Pengumuman berikutnya disampaikan kepada Tirus, sebuah kota perdagangan yang penting dengan penduduk yang kaya dan makmur (baca Yes. 23:8). Kota ini dihukum karena kesombongan mereka yang mensyukuri kejatuhan Yerusalem dan menganggap diri sendiri akan semakin jaya dan makmur setelah kejatuhan tersebut (26:2). Hukuman yang diumumkan mencakup tiga hal. Pertama, bentuk hukuman berupa serangan sekelompok bangsa yang digerakkan Allah, tembok-tembok kota dihancurkan, kotanya dijarah, dan penduduknya dibunuh dengan pedang (26:3-6). Kedua, pelaksanaan hukuman yang dijalankan Allah melalui tangan Nebukadnezar, raja Babel yang memimpin pasukan berkuda menyerbu, menghancurkan, membunuh, dan meninggalkan kota itu menjadi puing-puing sampah (26:7-14). Ketiga, dampak hukuman tersebut pada bangsa-bangsa sekitar yang mengalami kegemparan dan ketakutan yang luar biasa, sehingga mereka menciptakan sebuah puisi sebagai ratapan atas hukuman ini (26:15-21). Di atas semua itu, tujuan Allah menghukum Tirus adalah supaya baik mereka maupun bangsa sekitar mengenal Allah dan mengakui-Nya sebagai penguasa alam semesta (26:6).
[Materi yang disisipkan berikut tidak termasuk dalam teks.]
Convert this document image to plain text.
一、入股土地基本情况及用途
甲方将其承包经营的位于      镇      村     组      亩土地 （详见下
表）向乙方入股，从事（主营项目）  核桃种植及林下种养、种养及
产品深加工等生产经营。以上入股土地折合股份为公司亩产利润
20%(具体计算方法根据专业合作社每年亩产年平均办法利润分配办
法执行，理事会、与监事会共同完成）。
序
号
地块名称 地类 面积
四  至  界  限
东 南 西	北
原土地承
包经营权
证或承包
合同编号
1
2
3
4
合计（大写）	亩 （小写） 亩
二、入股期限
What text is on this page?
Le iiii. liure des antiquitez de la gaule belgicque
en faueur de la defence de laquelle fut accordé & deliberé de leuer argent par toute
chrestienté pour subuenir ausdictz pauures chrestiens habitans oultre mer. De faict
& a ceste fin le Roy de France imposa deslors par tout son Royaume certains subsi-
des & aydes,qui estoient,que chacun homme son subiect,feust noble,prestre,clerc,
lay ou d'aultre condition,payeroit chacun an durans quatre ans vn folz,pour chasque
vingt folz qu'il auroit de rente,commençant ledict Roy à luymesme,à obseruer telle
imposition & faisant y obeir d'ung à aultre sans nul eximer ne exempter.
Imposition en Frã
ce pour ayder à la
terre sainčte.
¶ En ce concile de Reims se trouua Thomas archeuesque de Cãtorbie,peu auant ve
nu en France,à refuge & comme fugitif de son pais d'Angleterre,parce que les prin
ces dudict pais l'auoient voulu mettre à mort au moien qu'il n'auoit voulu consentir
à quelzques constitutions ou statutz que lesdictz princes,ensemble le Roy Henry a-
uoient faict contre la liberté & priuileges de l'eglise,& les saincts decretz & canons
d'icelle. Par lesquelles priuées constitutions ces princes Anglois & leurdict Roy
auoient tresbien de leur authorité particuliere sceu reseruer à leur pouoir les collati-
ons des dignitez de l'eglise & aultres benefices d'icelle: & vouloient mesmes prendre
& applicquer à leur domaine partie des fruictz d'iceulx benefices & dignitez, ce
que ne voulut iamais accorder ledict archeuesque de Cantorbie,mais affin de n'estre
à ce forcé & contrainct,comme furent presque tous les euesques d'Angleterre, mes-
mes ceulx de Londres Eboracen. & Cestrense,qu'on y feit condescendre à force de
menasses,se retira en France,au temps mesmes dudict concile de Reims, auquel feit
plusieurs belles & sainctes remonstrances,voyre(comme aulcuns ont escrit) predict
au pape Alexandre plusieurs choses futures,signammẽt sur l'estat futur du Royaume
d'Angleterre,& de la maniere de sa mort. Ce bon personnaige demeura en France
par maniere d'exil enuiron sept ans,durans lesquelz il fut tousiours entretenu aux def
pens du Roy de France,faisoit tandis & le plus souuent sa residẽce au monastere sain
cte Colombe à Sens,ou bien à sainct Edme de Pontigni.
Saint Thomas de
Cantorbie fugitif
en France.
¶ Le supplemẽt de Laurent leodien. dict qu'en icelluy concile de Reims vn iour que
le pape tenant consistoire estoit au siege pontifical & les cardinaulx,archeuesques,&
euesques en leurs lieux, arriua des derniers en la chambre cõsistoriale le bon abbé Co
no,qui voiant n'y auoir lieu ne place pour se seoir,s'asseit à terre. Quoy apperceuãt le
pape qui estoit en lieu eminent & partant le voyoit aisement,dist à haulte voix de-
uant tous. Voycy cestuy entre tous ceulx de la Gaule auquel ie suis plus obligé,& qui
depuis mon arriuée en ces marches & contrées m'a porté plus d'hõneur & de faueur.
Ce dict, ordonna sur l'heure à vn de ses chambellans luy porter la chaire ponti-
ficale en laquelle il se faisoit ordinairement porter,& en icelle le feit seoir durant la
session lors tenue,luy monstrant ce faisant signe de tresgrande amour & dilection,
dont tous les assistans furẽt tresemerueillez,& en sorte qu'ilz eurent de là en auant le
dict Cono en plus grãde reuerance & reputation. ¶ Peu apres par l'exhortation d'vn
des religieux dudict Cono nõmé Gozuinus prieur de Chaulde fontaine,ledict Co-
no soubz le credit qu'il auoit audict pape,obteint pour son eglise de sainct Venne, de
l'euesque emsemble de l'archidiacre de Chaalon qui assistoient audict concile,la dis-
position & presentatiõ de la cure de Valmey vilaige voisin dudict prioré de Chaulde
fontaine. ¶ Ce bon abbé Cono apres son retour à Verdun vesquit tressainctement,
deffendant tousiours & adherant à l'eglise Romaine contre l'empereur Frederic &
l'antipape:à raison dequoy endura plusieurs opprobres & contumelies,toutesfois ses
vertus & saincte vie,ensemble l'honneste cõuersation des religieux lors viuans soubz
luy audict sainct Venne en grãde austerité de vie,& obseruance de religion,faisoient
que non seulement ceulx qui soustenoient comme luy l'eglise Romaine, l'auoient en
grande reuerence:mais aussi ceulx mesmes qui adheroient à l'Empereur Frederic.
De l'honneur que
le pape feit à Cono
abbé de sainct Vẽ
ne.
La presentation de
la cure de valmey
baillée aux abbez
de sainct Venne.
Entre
Ketika sedang berada di puncak kejayaan, penduduk Tirus hidup dalam salah satu dosa yang paling dibenci Allah, yakni kesombongan yang dibuktikan dalam kehidupan yang mengandalkan diri sendiri. Akibatnya, mereka dihukum karena kesombongan tersebut. Pengalaman penduduk Tirus merupakan peringatan bagi gereja pada masa kini yang tidak jarang lebih mengandalkan strategi dan kekuatan manusia dalam menjalankan pelayanan. Sebagai anggota jemaat, peran apa yang Anda lakukan agar gereja tidak jatuh ke dalam dosa kesombongan? [TF]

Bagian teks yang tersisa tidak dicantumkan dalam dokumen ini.